I am using NonLinearModelFit for some curve fitting and I was wondering if NLM is able to output chi-squared/leastsquared statistics from the best-fit parameters and confidence intervals. From my understanding, NLM uses a least squares algorithm to find the best parameters, so shouldn't there be an associated chi-squared value with the fit?
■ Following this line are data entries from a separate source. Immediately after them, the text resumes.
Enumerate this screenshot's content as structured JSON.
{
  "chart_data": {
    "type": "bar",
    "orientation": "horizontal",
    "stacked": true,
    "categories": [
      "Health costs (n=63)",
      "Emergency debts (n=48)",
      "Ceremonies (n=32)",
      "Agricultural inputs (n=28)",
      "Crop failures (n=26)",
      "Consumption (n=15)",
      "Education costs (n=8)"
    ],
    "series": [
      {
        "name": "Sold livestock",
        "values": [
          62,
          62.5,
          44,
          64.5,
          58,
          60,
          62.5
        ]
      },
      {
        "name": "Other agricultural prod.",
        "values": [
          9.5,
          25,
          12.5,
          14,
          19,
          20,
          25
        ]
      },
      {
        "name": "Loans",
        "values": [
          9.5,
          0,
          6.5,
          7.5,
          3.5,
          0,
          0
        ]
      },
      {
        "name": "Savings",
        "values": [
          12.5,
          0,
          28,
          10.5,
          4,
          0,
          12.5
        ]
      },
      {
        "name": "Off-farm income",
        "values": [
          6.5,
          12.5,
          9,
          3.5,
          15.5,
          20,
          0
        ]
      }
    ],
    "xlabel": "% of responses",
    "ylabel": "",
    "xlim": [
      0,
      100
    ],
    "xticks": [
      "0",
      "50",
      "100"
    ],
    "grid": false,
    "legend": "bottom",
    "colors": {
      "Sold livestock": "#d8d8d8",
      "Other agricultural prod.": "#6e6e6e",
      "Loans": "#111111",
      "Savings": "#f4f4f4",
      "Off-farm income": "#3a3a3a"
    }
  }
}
To check that everything was working, I ran the test a thousand times and looked at the distribution of a certain parameter, alpha. Instead of finding a normal distribution however, I found a distribution with 2 peaks. To me, this indicates that: 1 the fitting function is messing up somehow, or 2, that it is choosing a local minimum and not searching for a better place. I have tried increasing the number of iterations so that the algorithm could possibly find a better local minimum, but that was not successful. So I currently think that the algorithm is getting caught up somewhere. So, I was hoping that I could check the chi-squared value for each iteration and see if some fits were better than others.
My code is below:
AU = 149597871000;
G = 6.67428*10^-11;
GMsun = 1.32712442099*10^20;
GMjup = GMsun/1047.348644;
dela = 10^-10;
rJup = 5.2 AU;
lambda = AU;
precision = 25;
alphas = {};
Data[dist_] := {SetPrecision[dist, precision],
SetPrecision[
GMsun/dist^2 + (GMjup dist)/(dist^2 + rJup^2)^(3/2) +
RandomReal[NormalDistribution[]] dela, precision]};
Model[dist_, alpha_, jupiter_, sun_, lambda_] :=
SetPrecision[(G sun)/dist^2 (1 + alpha Exp[-dist/lambda]) + (
G jupiter dist)/(dist^2 + rJup^2)^(3/2), precision];
Do[
Dat = Table[Data[x], {x, AU, 100 AU, AU}];
NLM = NonlinearModelFit[
Dat, {Model[dist, alpha, jupiter, sun, lam]}, {{alpha,
10^-7}, {jupiter, GMjup/G}, {sun, GMsun/G}, {lam, 20*AU}}, dist,
Tolerance -> 10^-50, AccuracyGoal -> precision,
WorkingPrecision -> precision, MaxIterations -> 1000];
realAlpha = NLM["ParameterTableEntries"][[1]][[1]];
realLambda = NLM["ParameterTableEntries"][[4]][[1]];
realJupiter = NLM["ParameterTableEntries"][[2]][[1]];
realSun = NLM["ParameterTableEntries"][[3]][[1]];
alphas = Append[alphas, Abs[realAlpha]];
, {i, 1000}]
Here the list alphas contains 1000 best-fit alphas from 1000 artificially created data sets (Note: this takes a while to run). The problem is that almost 20% of the time it outputs alpha ~ 10^-3, which is much too large to make sense.
Thank you!